Moins d'une heure après la reprise du procès, la présidente de la 16e chambre a dû suspendre l'audience après des échanges très vifs entre le prévenu, jugé pour "recel de malfaiteurs terroristes", et un avocat de la partie civile, Me Georges Holleaux.
"Attention à ce que vous dites. (...) Moi je vais venir vous voir à votre cabinet", a menacé Jawad Bendaoud très énervé. "M. Bendaoud, taisez-vous!", est intervenue la présidente Isabelle Prévost-Desprez.
Ces échanges ont donné le ton de la suite de l'audience, au troisième jour du procès du logeur présumé de deux jihadistes du 13-Novembre. Le procès a pris parfois des allures de one-man-show, totalement décalé face à la gravité du sujet.

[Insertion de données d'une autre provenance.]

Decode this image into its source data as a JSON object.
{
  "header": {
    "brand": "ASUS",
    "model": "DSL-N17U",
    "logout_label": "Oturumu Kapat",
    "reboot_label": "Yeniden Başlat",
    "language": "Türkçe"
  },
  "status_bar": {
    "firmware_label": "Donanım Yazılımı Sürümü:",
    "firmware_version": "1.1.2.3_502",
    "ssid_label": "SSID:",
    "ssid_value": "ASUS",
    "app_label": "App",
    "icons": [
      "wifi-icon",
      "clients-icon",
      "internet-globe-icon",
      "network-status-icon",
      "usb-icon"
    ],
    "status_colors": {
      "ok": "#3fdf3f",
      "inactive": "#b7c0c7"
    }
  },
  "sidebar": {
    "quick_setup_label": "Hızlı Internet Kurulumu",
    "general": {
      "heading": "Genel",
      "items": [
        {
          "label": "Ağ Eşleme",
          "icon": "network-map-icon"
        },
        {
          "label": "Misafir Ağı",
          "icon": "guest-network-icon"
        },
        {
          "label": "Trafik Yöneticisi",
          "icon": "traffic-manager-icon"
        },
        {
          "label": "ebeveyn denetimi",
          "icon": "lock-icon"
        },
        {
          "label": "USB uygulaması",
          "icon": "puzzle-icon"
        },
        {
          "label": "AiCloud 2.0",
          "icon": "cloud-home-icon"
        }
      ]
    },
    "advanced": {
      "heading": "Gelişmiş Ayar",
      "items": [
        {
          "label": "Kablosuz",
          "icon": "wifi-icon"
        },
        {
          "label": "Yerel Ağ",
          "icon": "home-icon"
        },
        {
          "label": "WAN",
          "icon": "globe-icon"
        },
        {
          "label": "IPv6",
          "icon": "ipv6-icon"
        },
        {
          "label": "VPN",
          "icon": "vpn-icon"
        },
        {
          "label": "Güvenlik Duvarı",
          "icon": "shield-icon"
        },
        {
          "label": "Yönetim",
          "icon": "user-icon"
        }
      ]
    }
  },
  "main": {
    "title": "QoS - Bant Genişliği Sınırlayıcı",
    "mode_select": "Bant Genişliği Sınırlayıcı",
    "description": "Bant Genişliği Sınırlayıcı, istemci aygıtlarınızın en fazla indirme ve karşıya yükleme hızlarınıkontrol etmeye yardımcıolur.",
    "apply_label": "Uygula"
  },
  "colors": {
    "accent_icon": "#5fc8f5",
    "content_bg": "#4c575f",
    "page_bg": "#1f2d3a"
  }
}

A la reprise de l'audience, Jawad Bendaoud a présenté ses excuses. "Ça fait quatorze mois que je ne suis pas sorti de ma cellule", a-t-il tenté de justifier. "A ma place, il y a des gens, ils se seraient coupé les testicules".
Énervé par Me Holleaux et ses confrères, Jawad Bendaoud a demandé plusieurs fois le droit au silence en se bouchant ostensiblement les oreilles... Et avant de se lancer dans de longues logorrhées. Ses avocats, Xavier Nogueras et Marie-Pompéi Cullin, ont tenté de le calmer plusieurs fois, mais rarement avec succès.
Un avocat se lève. "Monsieur Reinhart? C'est même pas la peine", lui lance le prévenu, rechignant à répondre à ses questions, comme à celles d'autres avocats qui le "provoquent sur BFM". Le détenu explique qu'il regarde sans cesse les chaînes d'information depuis sa prison. "Je ne peux pas parler avec des gens qui me lynchent à la télé".
"Exercez votre droit au silence. En vrai, M. Bendaoud", le prie la présidente. En vain.
"De la glace dans les veines"
"Vous êtes atteint psychologiquement", "Comment vous avez le culot de porter cette robe?", lâche encore le prévenu aux avocats.
Sur le fond, il a répété qu'il ne savait pas qu'il logeait des jihadistes: "Il y a des signes que j'ai mal interprétés", a redit le prévenu. Abdelhamid Abaaoud, le cerveau présumé des attentats? Jawad Bendaoud "le trouve louche mais pas terroriste".
"Je n'ai aucune information sur les attentats" après le 13 novembre, affirme-t-il. "Il faut vraiment avoir de la glace dans les veines pour accueillir un mec qui a tué 130 personnes", se défend le prévenu.
Jawad Bendaoud reconnaît avoir loué son squat à des mafieux d'Europe de l'Est, sans se demander ce qu'ils faisaient vraiment. "Pour les terroristes, vous ne vous posez pas plus de questions", lui reproche un avocat.
Jeudi, son complice présumé Mohamed Soumah avait présenté ses condoléances et ses excuses aux victimes, mais Jawad Bendaoud ne lui a pas emboité le pas. "Moi, ça me choque de voir des gens blessés venir et (...) dire que je suis le responsable. Madame, vous savez ce que c'est de vivre avec un mort sur la conscience (celle de son meilleur ami dans une rixe, ndlr) ? Vous pensez que je veux en rajouter 130 ?", questionne le prévenu.
Soudainement, Jawad Bendaoud s'inquiète pour son avenir. "Je suis fini, que je mente ou pas. Qui va m'embaucher dehors? J'avais un projet de point de vente de cocaïne. Qui va s'associer avec moi?", s'inquiète-t-il.